Ils faisoient peu de cas des sciences & de la philosophie naturelle. Iarcha répondit à Apollonius, qui l’interrogeoit sur le monde, qu’il étoit composé de cinq élémens, de terre, d’eau, de feu, d’air & d’éther. Que les dieux en étoient émanés ; que les êtres composés d’air étoient mortels & périssables, & que les êtres composés d’éther étoient immortels & divins ; que les élémens avoient tous existé en même tems ; que le monde étoit un grand animal engendrant le reste des animaux ; qu’il étoit de nature mâle & femelle, &c.

Quant à leur philosophie morale, tout y étoit grand & élevé. Il n’y avoit, selon eux, qu’un seul bien, c’est la sagesse. Pour faire le bien, il étoit inutile que la loi l’ordonnât. La mort & la vie étoient également méprisables. Cette vie n’étoit que le commencement de notre existence. Tout ce qui arrive à l’homme n’est ni bon ni mauvais. Il étoit vil de supporter la maladie, dont on pouvoit se guérir en un moment. Il ne falloit pas passer un jour sans avoir fait quelque bonne action. La vanité étoit la derniere chose que le sage déposoit, pour se présenter devant Dieu. L’homme portoit en lui-même une multitude d’ennemis. C’est par la défaite de ces ennemis qu’on se préparoit un accès favorable auprès de Dieu.

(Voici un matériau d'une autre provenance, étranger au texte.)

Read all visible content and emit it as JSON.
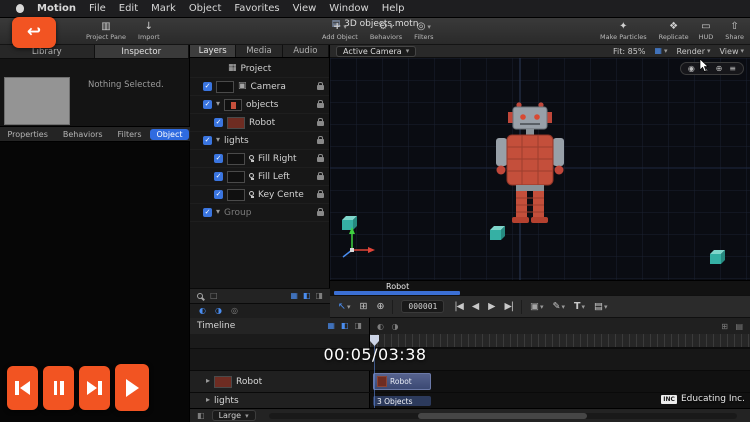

Quelle différence entre cette philosophie & celle qu’on professe aujourd’hui dans les Indes ! Elles sont infectées de la doctrine de Xekia, j’entends de sa doctrine esotérique ; car les principes de l’exotérique sont assez conformes à la droite raison. Dans celle-ci, il admet la distinction du bien & du mal ; l’immortalité de l’ame : les peines à venir ; des dieux ; un dieu suprême qu’il appelle Amida, &c. Quant à sa doctrine ésotérique, c’est une espece de Spinosisme assez mal entendu. Le vuide est le principe & la fin de toutes choses. La cause universelle n’a ni vertu ni entendement. Le repos est l’état parfait. C’est au repos que le philosophe doit tendre, &c. Voyez les articles Philosophie en général, Egyptiens, Chinois, Japonnois, &c.

* INDIFFÉRENCE, s. f. (Gram & Philosophie morale.) état tranquille dans lequel l’ame placée vis-à-vis d’un objet, ne le desire, ni ne s’en éloigne, & n’est pas plus affectée par sa jouissance qu’elle ne le seroit par sa privation.

L’indifférence ne produit pas toûjours l’inaction. Au défaut d’intérêt & de goût, on suit des impressions étrangeres, & l’on s’occupe de choses, au succès desquelles on est de soi-même très-indifférent.

L’indifférence peut naître de trois sources, la nature, la raison & la foi ; & l’on peut la diviser en indifférence naturelle, indifférence philosophique, & indifférence religieuse.

L’indifférence naturelle est l’effet d’un tempérament froid. Avec des organes grossiers, un sang épais, une imagination lourde, on ne veille pas ; on sommeille au milieu des êtres de la nature ; on n’en reçoit que des impressions languissantes ; on reste indifférent & stupide. Cependant l’indifférence philosophique n’a peut-être pas d’autre base que l’indifférence naturelle.